No debí haber escrito esa primera carta. No. La verdad es que no debí dejarte. Esos ocho años nos robaron la familiaridad con la que debimos criarnos y la que delimitaría las posibilidades de nuestra relación. Ahora constantemente lucho contra esas posibilidades, me escudo detrás de los inexistentes sentimientos que hacia ti albergo como hermano. Cuando me fui dejamos de serlo y no hay manera de recuperarlo. Ahora lo sé.

¿Por qué tuvieron que ser cartas?, me pregunto, porque pienso que fue esto lo que alteró nuestra percepción de la realidad y de nuestra relación. Esa manera tan personal de escribirnos nos individualizó, nos alejó del todo que constituía nuestra vida familiar y desvaneció el lazo que nos mantenía unidos convirtiéndolo poco a poco en un hilo rojo que terminó atándonos irremediablemente a una ilusión. Nos escribíamos como hermanos, pero nos leíamos como algo más. Y lo peor de todo es que, con cada carta, yo siempre busqué ese algo más.

Al inicio no lo vi de esta manera, por supuesto, la creí una situación enteramente normal. El que mi hermano menor se esforzara tanto en dibujar cada una de las letras que conformaban ese torpe pero sincero mensaje, esos sentimientos embotellados en esa lejanía que nos condenaba —sin nosotros saberlo— en silencio, me resultaba tan encantador, al punto que mi tranquila lectura era con frecuencia interrumpida por los torpes latidos de mi corazón.
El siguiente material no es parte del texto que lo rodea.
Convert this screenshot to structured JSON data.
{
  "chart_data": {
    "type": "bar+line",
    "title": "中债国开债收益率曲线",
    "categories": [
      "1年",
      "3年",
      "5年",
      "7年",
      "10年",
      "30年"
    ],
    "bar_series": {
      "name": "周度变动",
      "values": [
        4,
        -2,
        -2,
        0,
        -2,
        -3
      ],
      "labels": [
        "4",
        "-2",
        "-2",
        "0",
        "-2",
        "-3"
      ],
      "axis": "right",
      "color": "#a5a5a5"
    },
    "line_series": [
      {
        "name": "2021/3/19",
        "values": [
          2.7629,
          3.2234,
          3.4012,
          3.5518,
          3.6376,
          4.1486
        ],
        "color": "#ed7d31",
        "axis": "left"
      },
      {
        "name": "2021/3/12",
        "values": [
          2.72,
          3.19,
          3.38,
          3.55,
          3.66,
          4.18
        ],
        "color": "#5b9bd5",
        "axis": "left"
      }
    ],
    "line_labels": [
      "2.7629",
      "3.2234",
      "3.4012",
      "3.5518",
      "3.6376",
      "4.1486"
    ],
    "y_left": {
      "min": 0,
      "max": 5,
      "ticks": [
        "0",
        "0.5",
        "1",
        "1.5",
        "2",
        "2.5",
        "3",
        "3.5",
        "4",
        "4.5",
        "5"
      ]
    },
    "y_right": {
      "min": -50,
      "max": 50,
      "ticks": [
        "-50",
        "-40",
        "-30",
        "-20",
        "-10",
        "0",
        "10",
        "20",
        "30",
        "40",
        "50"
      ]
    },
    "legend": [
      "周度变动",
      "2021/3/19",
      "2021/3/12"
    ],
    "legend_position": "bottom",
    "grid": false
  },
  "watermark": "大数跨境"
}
Pero incluso así, hubo muchas cosas que tus cartas no me dijeron. No me dijeron tu altura, el cambio en tu voz, la manera en que tus hombros se fueron ensanchando, tus piernas alargando. Las cartas me escondieron tu rostro cada vez más adulto, me negaron tus lágrimas y tus sonrisas. ¿Por qué fue que nunca nos enviamos fotografías o vídeos? ¿Por qué fue que nos aferramos tanto a esos trozos de papel, a esas oscuras criaturas que tan silenciosamente marchaban sobre éste? ¿Qué notó nuestro inconsciente en ese entonces? ¿Por qué demoramos tanto en percibirlo?

Yo sólo me percaté de todo esto cuando te vi. Mamá te llamó y tú bajaste al genkan(1), perezoso como siempre, entonces me viste, tu rostro se iluminó, pero te quedaste de pie, sin decir o hacer nada. Creo que esa fue la primera vez que dudaste de mí como hermano. También fue la primera vez para mí, porque te vi y apenas te reconocí: ya no eras más un niño. Tus ojos y mis ojos casi se encontraban a la misma altura, y aun así los escondiste, me los negaste, porque seguro te avergonzaste de sentir lo que sentiste, y lo sé porque yo sentí lo mismo.